Again, we nailed the cluster density using our normal KAPA qPCR calculation using, if I recall correctly, the modal peak size depicted above (1892bp) in the calculation specified in the KAPA kit manual. That would include 120bp of adapters, so think of the inserts as being a modal size of 1772bp, or a little less due some distortion due to DNA mass being assayed by the agilent chip rather than DNA count.

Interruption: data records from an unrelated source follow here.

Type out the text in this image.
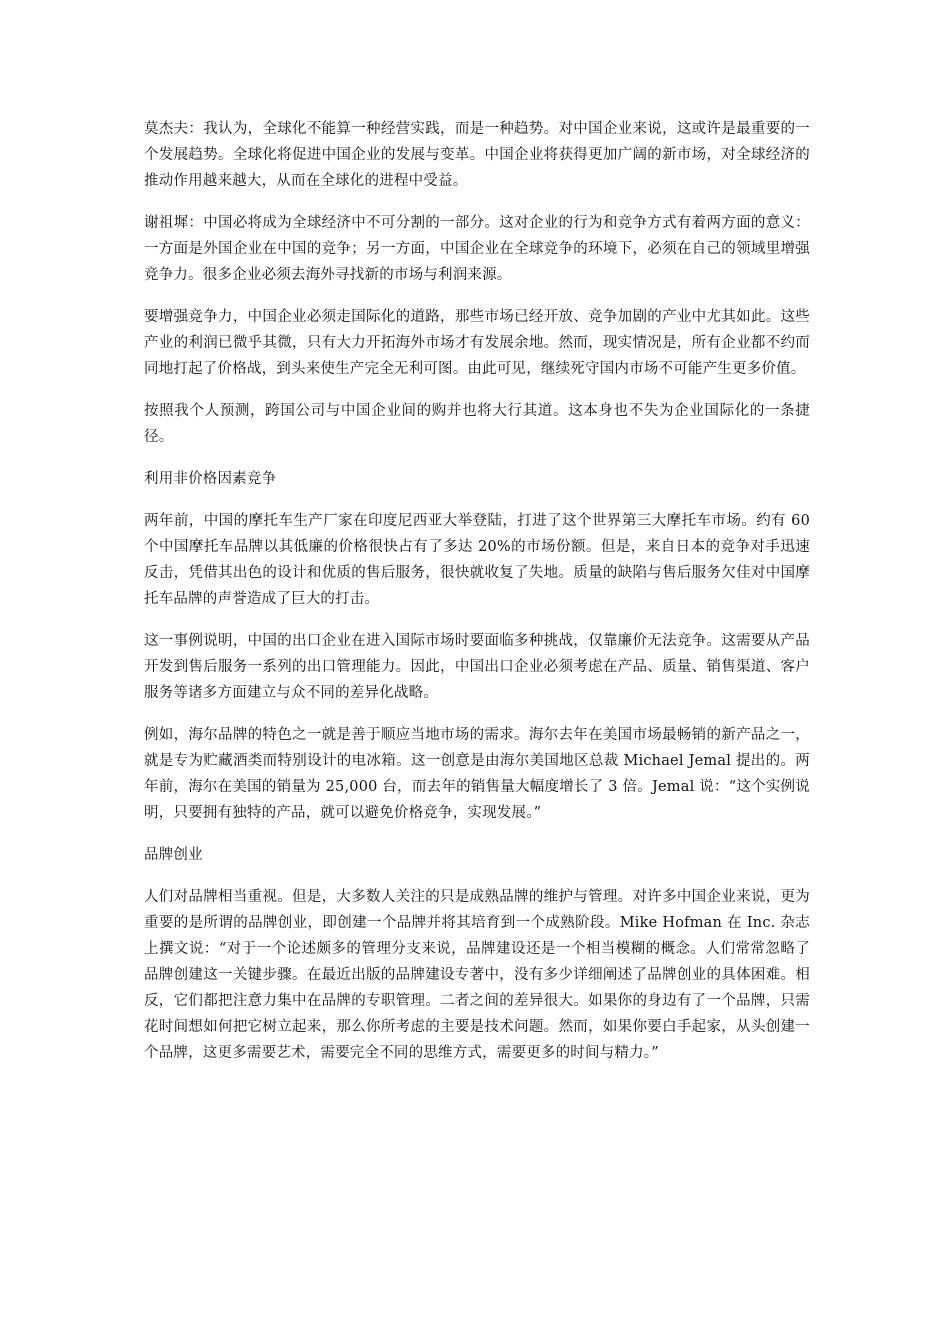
莫杰夫：我认为，全球化不能算一种经营实践，而是一种趋势。对中国企业来说，这或许是最重要的一个发展趋势。全球化将促进中国企业的发展与变革。中国企业将获得更加广阔的新市场，对全球经济的推动作用越来越大，从而在全球化的进程中受益。

谢祖墀：中国必将成为全球经济中不可分割的一部分。这对企业的行为和竞争方式有着两方面的意义：一方面是外国企业在中国的竞争；另一方面，中国企业在全球竞争的环境下，必须在自己的领域里增强竞争力。很多企业必须去海外寻找新的市场与利润来源。

要增强竞争力，中国企业必须走国际化的道路，那些市场已经开放、竞争加剧的产业中尤其如此。这些产业的利润已微乎其微，只有大力开拓海外市场才有发展余地。然而，现实情况是，所有企业都不约而同地打起了价格战，到头来使生产完全无利可图。由此可见，继续死守国内市场不可能产生更多价值。

按照我个人预测，跨国公司与中国企业间的购并也将大行其道。这本身也不失为企业国际化的一条捷径。

利用非价格因素竞争

两年前，中国的摩托车生产厂家在印度尼西亚大举登陆，打进了这个世界第三大摩托车市场。约有 60 个中国摩托车品牌以其低廉的价格很快占有了多达 20%的市场份额。但是，来自日本的竞争对手迅速反击，凭借其出色的设计和优质的售后服务，很快就收复了失地。质量的缺陷与售后服务欠佳对中国摩托车品牌的声誉造成了巨大的打击。

这一事例说明，中国的出口企业在进入国际市场时要面临多种挑战，仅靠廉价无法竞争。这需要从产品开发到售后服务一系列的出口管理能力。因此，中国出口企业必须考虑在产品、质量、销售渠道、客户服务等诸多方面建立与众不同的差异化战略。

例如，海尔品牌的特色之一就是善于顺应当地市场的需求。海尔去年在美国市场最畅销的新产品之一，就是专为贮藏酒类而特别设计的电冰箱。这一创意是由海尔美国地区总裁 Michael Jemal 提出的。两年前，海尔在美国的销量为 25,000 台，而去年的销售量大幅度增长了 3 倍。Jemal 说：“这个实例说明，只要拥有独特的产品，就可以避免价格竞争，实现发展。”

品牌创业

人们对品牌相当重视。但是，大多数人关注的只是成熟品牌的维护与管理。对许多中国企业来说，更为重要的是所谓的品牌创业，即创建一个品牌并将其培育到一个成熟阶段。Mike Hofman 在 Inc. 杂志上撰文说：“对于一个论述颇多的管理分支来说，品牌建设还是一个相当模糊的概念。人们常常忽略了品牌创建这一关键步骤。在最近出版的品牌建设专著中，没有多少详细阐述了品牌创业的具体困难。相反，它们都把注意力集中在品牌的专职管理。二者之间的差异很大。如果你的身边有了一个品牌，只需花时间想如何把它树立起来，那么你所考虑的主要是技术问题。然而，如果你要白手起家，从头创建一个品牌，这更多需要艺术，需要完全不同的思维方式，需要更多的时间与精力。”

However the result of the run when mapped back to a reference genome with BWA produced pair-end insert length as depicted here:

Okay, one might argue that the lower graph is on a linear scale and represents counts of DNA molecules whereas the top graph is mass based and displayed in the more-or-less log-linear scale that one typically sees from electrophoresis. Again, in the previous thread, I exported the data from the Agilent chip and transformed it so it would be on the same scale as the lower chart so they could be directly compared:

So, it still comports fairly well with the early statement "modal size of 1772bp", or a little less. Certainly no lower than 1600bp.

Keeping that in mind, the RTA-mediated hypothesis fails to explain our hitting cluster density exactly while shifting the size distribution of what was sequenced lower by about 500 bp. If fails because were that the case, the loss of clusters from 1.1 to 1.6 kb and above should have decreased the total number of read pairs. That is, these longer amplicon clusters should have been there physically, but just not detected by RTA. So our effective (RTA-calculated) cluster density should have been much lower than what we calculated using qPCR. But it wasn't.

I don't actually think that the short amplicons are displacing the longer ones from the flowcell during clusters. I think something else, something unknown, is going on. Okay, that is supposition also. But I need some mechanism that allows qPCR to accurately quantitate cluster density for a pool of long amplicons -- that is what I see.

As with all physical phenomena there are plenty of explanations that might explain what I describe above. But I see no reason at all to favor the RTA-mediated explanation for which, other than unsubstantiated claims from Illumina, there is no evidence for.

See what I am saying here? The RTA-mediated explanation is just a story. May have been invented whole-cloth by someone at Illumina and came to be propagated as dogma without any particular evidence. Stuff like that happens all the time. Just because it is superficially reasonable, doesn't mean it is true.